Литмир - Электронная Библиотека
Содержание  
A
A

— Да, Эжен, было, было, — словно отвечая на подслушанные мысли собеседника, грустно произнес Андрие. — Никогда не забуду, как в один из наших первых вечеров ты читал мне Беранже. Теперь мы с тобой, вероятно, разлучаемся надолго, если не навсегда. У меня припасены документы на имя некоего преуспевающего виноторговца, и, может быть, мне удастся с ними перебраться в Швейцарию. Ночь, которая сейчас наступила или наступает в Париже, видимо, продлится десятилетия, пока нация, ее рабочий класс не соберется с силами для нового удара. Давай, дружище Эжен, выпьем на прощание за будущую встречу, когда над Францией спова запоют утренние птицы!

Он разлил по стаканам вино и поднял свой.

— И пусть тебе не покажется дикой и сентиментальной моя просьба, милый друг! Почитай мне перед разлукой что-нибудь из Беранже. В его стихах я всегда черпал силу. И позволь напомнить тебе одну строфу великого Данте: «Здесь нужно, чтоб душа была тверда; здесь страх не должен подавать совета!» Это как раз о нас с тобой. Ну не смотри на меня так удивленно! Прочитай, что тебе хочется…

Эжен действительно смотрел на Жюля с удивлением, — до поэзии ли сейчас, может быть, на пороге гибели? Но почти тотчас же будто кто-то невидимый и неведомый тронул в глубине его души одну из самых высоких и звонких струн, лицо просветлело.

— Хорошо, Жюль!.. — Он отпил глоток вина иг, глядя в запыленное узенькое окошко, прочитал:

Отчизна! Смерть близка, хоть и незрима.
О мать, прими прощальный мой привет!
Умру, шепча твое святое имя…
Любил ли кто тебя, как я? О, нет!
Я пел тебя, еще с трудом читая,
Я пел тебя, когда цвел жизни май,
Петь о тебе я буду, умирая…
Мою любовь оплачешь ты… Прощай!
Когда триумф справляли свой тираны,
Войска свои победные вели,
Знамена их я разрывал, чтоб раны
Перевязать родной своей земли…

С трудом отведя взгляд от кирпичной стены за мутным стеклом, Варлен глянул в лицо Жюля, и опять кто-то неведомый тронул в его душе высокую дрожащую струну.
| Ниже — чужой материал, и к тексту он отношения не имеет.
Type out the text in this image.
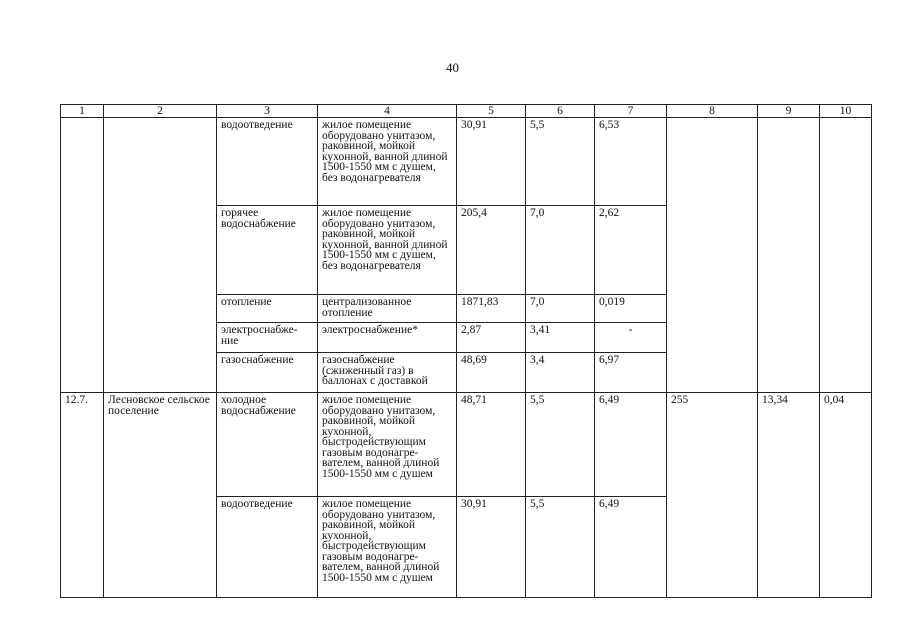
40
1	2	3	4	5	6	7	8	9	10
		водоотведение	жилое помещение оборудовано унитазом, раковиной, мойкой кухонной, ванной длиной 1500-1550 мм с душем, без водонагревателя	30,91	5,5	6,53			
		горячее водоснабжение	жилое помещение оборудовано унитазом, раковиной, мойкой кухонной, ванной длиной 1500-1550 мм с душем, без водонагревателя	205,4	7,0	2,62			
		отопление	централизованное отопление	1871,83	7,0	0,019			
		электроснабже-ние	электроснабжение*	2,87	3,41	-			
		газоснабжение	газоснабжение (сжиженный газ) в баллонах с доставкой	48,69	3,4	6,97			
12.7.	Лесновское сельское поселение	холодное водоснабжение	жилое помещение оборудовано унитазом, раковиной, мойкой кухонной, быстродействующим газовым водонагре-вателем, ванной длиной 1500-1550 мм с душем	48,71	5,5	6,49	255	13,34	0,04
		водоотведение	жилое помещение оборудовано унитазом, раковиной, мойкой кухонной, быстродействующим газовым водонагре-вателем, ванной длиной 1500-1550 мм с душем	30,91	5,5	6,49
Жюль Андрие плакал, щеки блестели от слез, а в голубоватых, глубоко посаженных глазах горел необычайный и яркий свет. И внезапно Варлен почувствовал не выразимую никакими словами благодарность Жюлю: именно такое обращение к памяти тех, кто не согнулся под ударами жестокой, несправедливой судьбы, может и ему вернуть силы.

От двери повеяло холодком. Эжен оглянулся. Огюстен стоял на пороге с лицом ребенка, готового вот-вот заплакать. Затем, не обронив ни слова, шагнул за стойку, достал из-под нее старую запыленную бутылку, открыл, поставил перед друзьями.

— Это из Вуазена, Эжен, вино твоего отца! Я же каждую осень покупал у него два-три бочонка. Давайте-ка, друзья, чокнемся и за счастливый ваш путь, и за скорое возвращение… Жюль, ты сказал Эжену о возможности…

— Нет, не успел! — Совладав с волнением, Жюль выпрямился, резким движением смахнул слезы. — Спасибо, Эжен! Ты знаешь, оглядки на великие родные могилы всегда возвращают, казалось бы, совсем иссякшие силы. А нам с тобой еще многое суждено перенести!

Андрие откинулся к стене, попросил хозяина:

— Огюстен, прикрой покрепче дверь. Чужие уши нам не нужны. Спасибо! Теперь слушай, Эжен. Есть у меня на примете один старик из Ратуши. При губернаторстве Винуа ведал выдачей всяческих пропусков, удостоверений и прочего. Хитрый, пронырливый тип! Мне известно, что он нередко занимался кое-какими махинациями, ну, ясно, не даром, за известную плату. У него дома, я уверен, хранится достаточно чистых бланков. Сейчас Огюстен даст мне бритву, я побреюсь, приведу себя в порядок и наведаюсь к этому Шейлоку. Я постараюсь достать у него бланк с печатью, впишем туда какое-нибудь имя — и, глядишь, мы с тобой горными тропками и переберемся в благословенную Швейцарию, оттуда — пути на весь мир… А в недалеком будущем мы еще сразимся с властителями вроде Фавра и Тьера!.. Ты сможешь ночью снова пробраться сюда, к Огюстену? Или скажи, где мне искать тебя?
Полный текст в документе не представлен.